Medicare Advantage (Part C) and Part D
Medicare Advantage (also known as “Part C”) is an “all in one” alternative to Original Medicare. Medicare Advantage plans cover Medicare Part A and Part B services, and usually prescription drugs covered under Medicare Part D. These plans also may offer extra benefits Original Medicare doesn’t cover. Medicare Part D, also called the Medicare prescription drug benefit, is an optional federal-government program to help Medicare beneficiaries pay for prescription drugs not covered under Part B through prescription drug insurance.
Medicare Advantage Coverage
Medicare Advantage plans must cover all medically necessary Part A and B services covered under Original Medicare for all enrollees. Medicare Advantage plans can also cover items and services beyond those covered by Original Medicare, such as vision, dental, and over-the- counter products, among other things. These items and services are typically referred to as “supplemental benefits.”
Medicare Advantage Cost Sharing – “Surprise Billing”
Medicare Advantage plan enrollees are generally protected from “surprise billing” which is when an enrollee receives unexpected bills from out-of-network providers. Surprise billing most commonly occurs when patients either receive care from an out-of-network provider they had reasonably assumed was in-network or received out-of-network care in an emergency when they had limited, if any, ability to choose their provider. When Medicare Advantage enrollees obtain plan-covered services (e.g., covered under the plan’s normal rules, or when an HMO
arranges for or directs out of network care) in an HMO, PPO, or Regional PPO, they may not be charged or held liable for more than plan-allowed cost-sharing.
Additionally, CMS advises Medicare Advantage (MA) organizations that they may waive or reduce enrollee cost-sharing for Novel Coronavirus (COVID-19) laboratory tests effective immediately provided that MA organizations waive or reduce cost-sharing for all plan enrollees on a uniform basis. Specifically, CMS will exercise its enforcement discretion regarding the administration of MA organizations benefit packages as approved by CMS in conjunction with implementing a voluntary waiver or reduction of cost-sharing for COVID-19 laboratory tests as described. CMS consulted with the Office of Inspector General (OIG) and OIG advised that should an MA organization choose to voluntarily waive or reduce enrollee cost-sharing for COVID-19 laboratory tests, as approved by CMS in this advisory, such waivers or reductions would satisfy the safe harbor to the Federal anti-kickback statute set forth at 42 CFR 1001.952(l).
Nothing in this guidance speaks to the arrangements between MA organizations and their contracted providers or facilities.

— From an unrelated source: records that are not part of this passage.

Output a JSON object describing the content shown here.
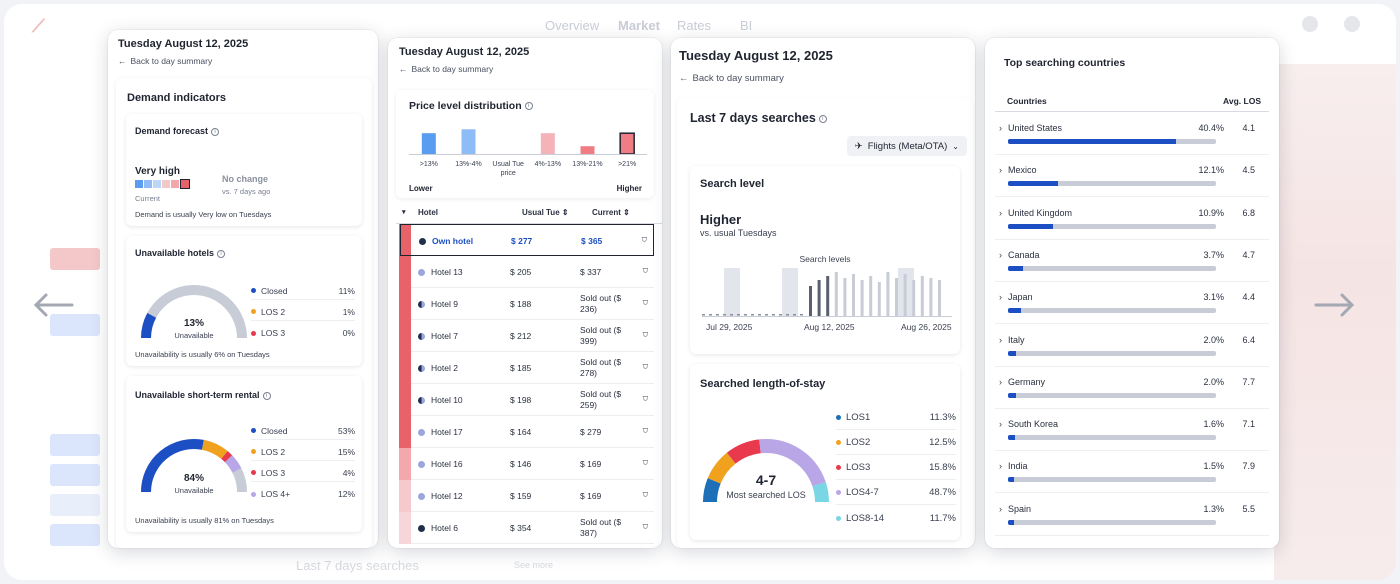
{
  "backdrop": {
    "nav": [
      "Overview",
      "Market",
      "Rates",
      "BI"
    ],
    "bottom_title": "Last 7 days searches",
    "see_more": "See more"
  },
  "panel1": {
    "date": "Tuesday August 12, 2025",
    "back": "Back to day summary",
    "title": "Demand indicators",
    "forecast": {
      "title": "Demand forecast",
      "level": "Very high",
      "current": "Current",
      "change": "No change",
      "change_sub": "vs. 7 days ago",
      "note": "Demand is usually Very low on Tuesdays"
    },
    "unavailable": {
      "title": "Unavailable hotels",
      "value": "13%",
      "value_label": "Unavailable",
      "legend": [
        {
          "label": "Closed",
          "value": "11%",
          "color": "#1d4fc4"
        },
        {
          "label": "LOS 2",
          "value": "1%",
          "color": "#f0a21f"
        },
        {
          "label": "LOS 3",
          "value": "0%",
          "color": "#e83a4c"
        }
      ],
      "note": "Unavailability is usually 6% on Tuesdays"
    },
    "str": {
      "title": "Unavailable short-term rental",
      "value": "84%",
      "value_label": "Unavailable",
      "legend": [
        {
          "label": "Closed",
          "value": "53%",
          "color": "#1d4fc4"
        },
        {
          "label": "LOS 2",
          "value": "15%",
          "color": "#f0a21f"
        },
        {
          "label": "LOS 3",
          "value": "4%",
          "color": "#e83a4c"
        },
        {
          "label": "LOS 4+",
          "value": "12%",
          "color": "#b9a6e6"
        }
      ],
      "note": "Unavailability is usually 81% on Tuesdays"
    }
  },
  "panel2": {
    "date": "Tuesday August 12, 2025",
    "back": "Back to day summary",
    "title": "Price level distribution",
    "bins": [
      {
        "label": ">13%",
        "value": 0.8,
        "color": "#5a9cf0"
      },
      {
        "label": "13%-4%",
        "value": 0.95,
        "color": "#8dbcf6"
      },
      {
        "label": "Usual Tue price",
        "value": 0,
        "color": "#cccccc"
      },
      {
        "label": "4%-13%",
        "value": 0.8,
        "color": "#f4b3b8"
      },
      {
        "label": "13%-21%",
        "value": 0.3,
        "color": "#f07c86"
      },
      {
        "label": ">21%",
        "value": 0.8,
        "color": "#f07c86"
      }
    ],
    "lower": "Lower",
    "higher": "Higher",
    "columns": [
      "Hotel",
      "Usual Tue",
      "Current"
    ],
    "rows": [
      {
        "name": "Own hotel",
        "usual": "$ 277",
        "current": "$ 365",
        "heat": "#e8626a",
        "dot": "#1f2f4a",
        "own": true
      },
      {
        "name": "Hotel 13",
        "usual": "$ 205",
        "current": "$ 337",
        "heat": "#e8626a",
        "dot": "#9da6d8"
      },
      {
        "name": "Hotel 9",
        "usual": "$ 188",
        "current": "Sold out ($ 236)",
        "heat": "#e8626a",
        "dot": "half"
      },
      {
        "name": "Hotel 7",
        "usual": "$ 212",
        "current": "Sold out ($ 399)",
        "heat": "#e8626a",
        "dot": "half"
      },
      {
        "name": "Hotel 2",
        "usual": "$ 185",
        "current": "Sold out ($ 278)",
        "heat": "#e8626a",
        "dot": "half"
      },
      {
        "name": "Hotel 10",
        "usual": "$ 198",
        "current": "Sold out ($ 259)",
        "heat": "#e8626a",
        "dot": "half"
      },
      {
        "name": "Hotel 17",
        "usual": "$ 164",
        "current": "$ 279",
        "heat": "#e8626a",
        "dot": "#9da6d8"
      },
      {
        "name": "Hotel 16",
        "usual": "$ 146",
        "current": "$ 169",
        "heat": "#f2a8ad",
        "dot": "#9da6d8"
      },
      {
        "name": "Hotel 12",
        "usual": "$ 159",
        "current": "$ 169",
        "heat": "#f6c9cc",
        "dot": "#9da6d8"
      },
      {
        "name": "Hotel 6",
        "usual": "$ 354",
        "current": "Sold out ($ 387)",
        "heat": "#f6d6d8",
        "dot": "#1f2f4a"
      }
    ]
  },
  "panel3": {
    "date": "Tuesday August 12, 2025",
    "back": "Back to day summary",
    "title": "Last 7 days searches",
    "source": "Flights (Meta/OTA)",
    "search_level": {
      "title": "Search level",
      "level": "Higher",
      "sub": "vs. usual Tuesdays",
      "chart_title": "Search levels",
      "dates": [
        "Jul 29, 2025",
        "Aug 12, 2025",
        "Aug 26, 2025"
      ]
    },
    "los": {
      "title": "Searched length-of-stay",
      "value": "4-7",
      "value_label": "Most searched LOS",
      "legend": [
        {
          "label": "LOS1",
          "value": "11.3%",
          "color": "#1d6fb8"
        },
        {
          "label": "LOS2",
          "value": "12.5%",
          "color": "#f0a21f"
        },
        {
          "label": "LOS3",
          "value": "15.8%",
          "color": "#e83a4c"
        },
        {
          "label": "LOS4-7",
          "value": "48.7%",
          "color": "#b9a6e6"
        },
        {
          "label": "LOS8-14",
          "value": "11.7%",
          "color": "#7ad6e4"
        }
      ]
    }
  },
  "panel4": {
    "title": "Top searching countries",
    "col_country": "Countries",
    "col_los": "Avg. LOS",
    "rows": [
      {
        "name": "United States",
        "pct": "40.4%",
        "share": 40.4,
        "los": "4.1"
      },
      {
        "name": "Mexico",
        "pct": "12.1%",
        "share": 12.1,
        "los": "4.5"
      },
      {
        "name": "United Kingdom",
        "pct": "10.9%",
        "share": 10.9,
        "los": "6.8"
      },
      {
        "name": "Canada",
        "pct": "3.7%",
        "share": 3.7,
        "los": "4.7"
      },
      {
        "name": "Japan",
        "pct": "3.1%",
        "share": 3.1,
        "los": "4.4"
      },
      {
        "name": "Italy",
        "pct": "2.0%",
        "share": 2.0,
        "los": "6.4"
      },
      {
        "name": "Germany",
        "pct": "2.0%",
        "share": 2.0,
        "los": "7.7"
      },
      {
        "name": "South Korea",
        "pct": "1.6%",
        "share": 1.6,
        "los": "7.1"
      },
      {
        "name": "India",
        "pct": "1.5%",
        "share": 1.5,
        "los": "7.9"
      },
      {
        "name": "Spain",
        "pct": "1.3%",
        "share": 1.3,
        "los": "5.5"
      }
    ]
  }
}
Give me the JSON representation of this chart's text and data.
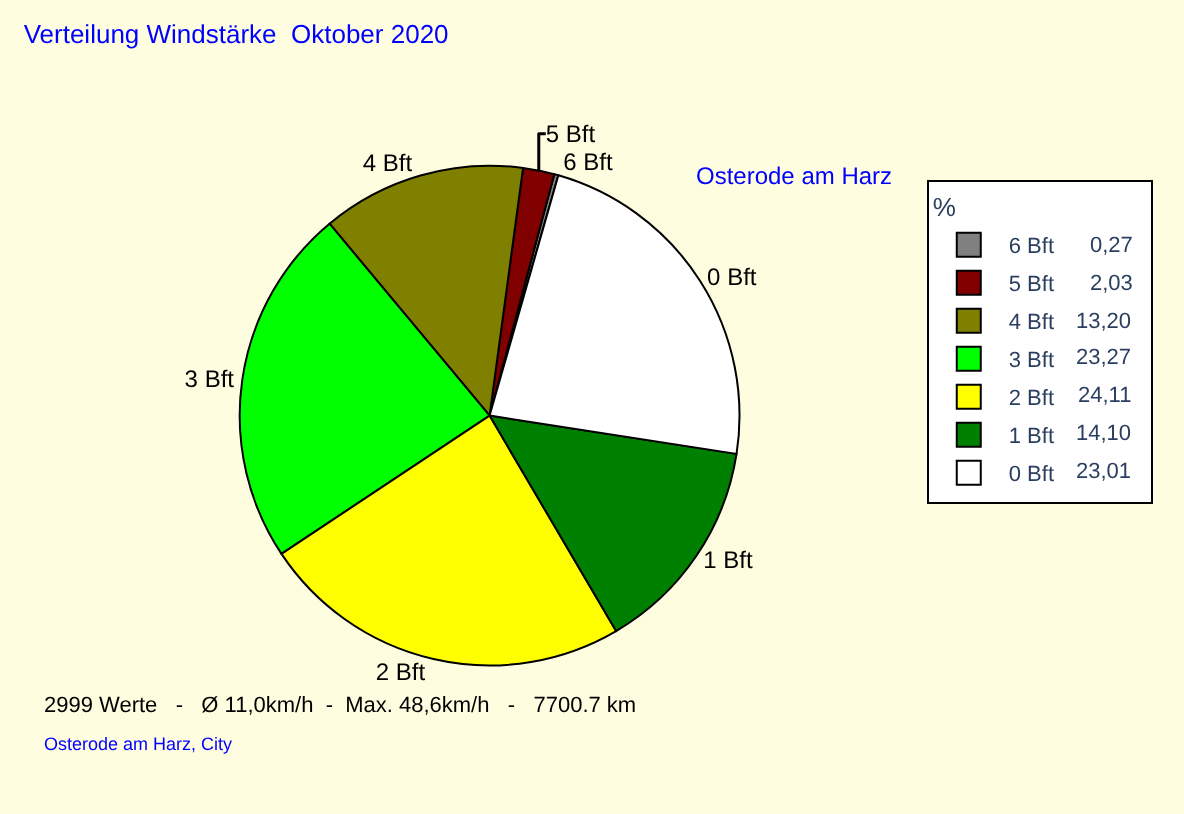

Telehealth and other Communication Based Technology Services
Medicare Advantage plans may provide their enrollees with access to Medicare Part B services via telehealth in any geographic area and from a variety of places, including beneficiaries’ homes. With this flexibility, it is possible that beneficiaries in Medicare Advantage plans can receive clinically appropriate services for treatment of COVID-19 via telehealth.
Part D Coverage
Each Part D Sponsor that offers prescription drug coverage must provide a standard level of coverage to ensure beneficiaries have adequate access to Part D drugs. Many Part D Sponsors offer plans with different levels of coverage many of which exceed CMS’s minimum requirements.
Under current law, once a vaccine becomes available for COVID-19, Medicare will cover the vaccine under Part D. All Part D plans will be required to cover the vaccine.
Consistent with flexibilities available to Medicare Advantage Organizations and Part D Sponsors with respect to other items and services, MAOs and Part D Sponsors may choose to waive plan prior authorization requirements that otherwise would apply to tests or services related to COVID-19.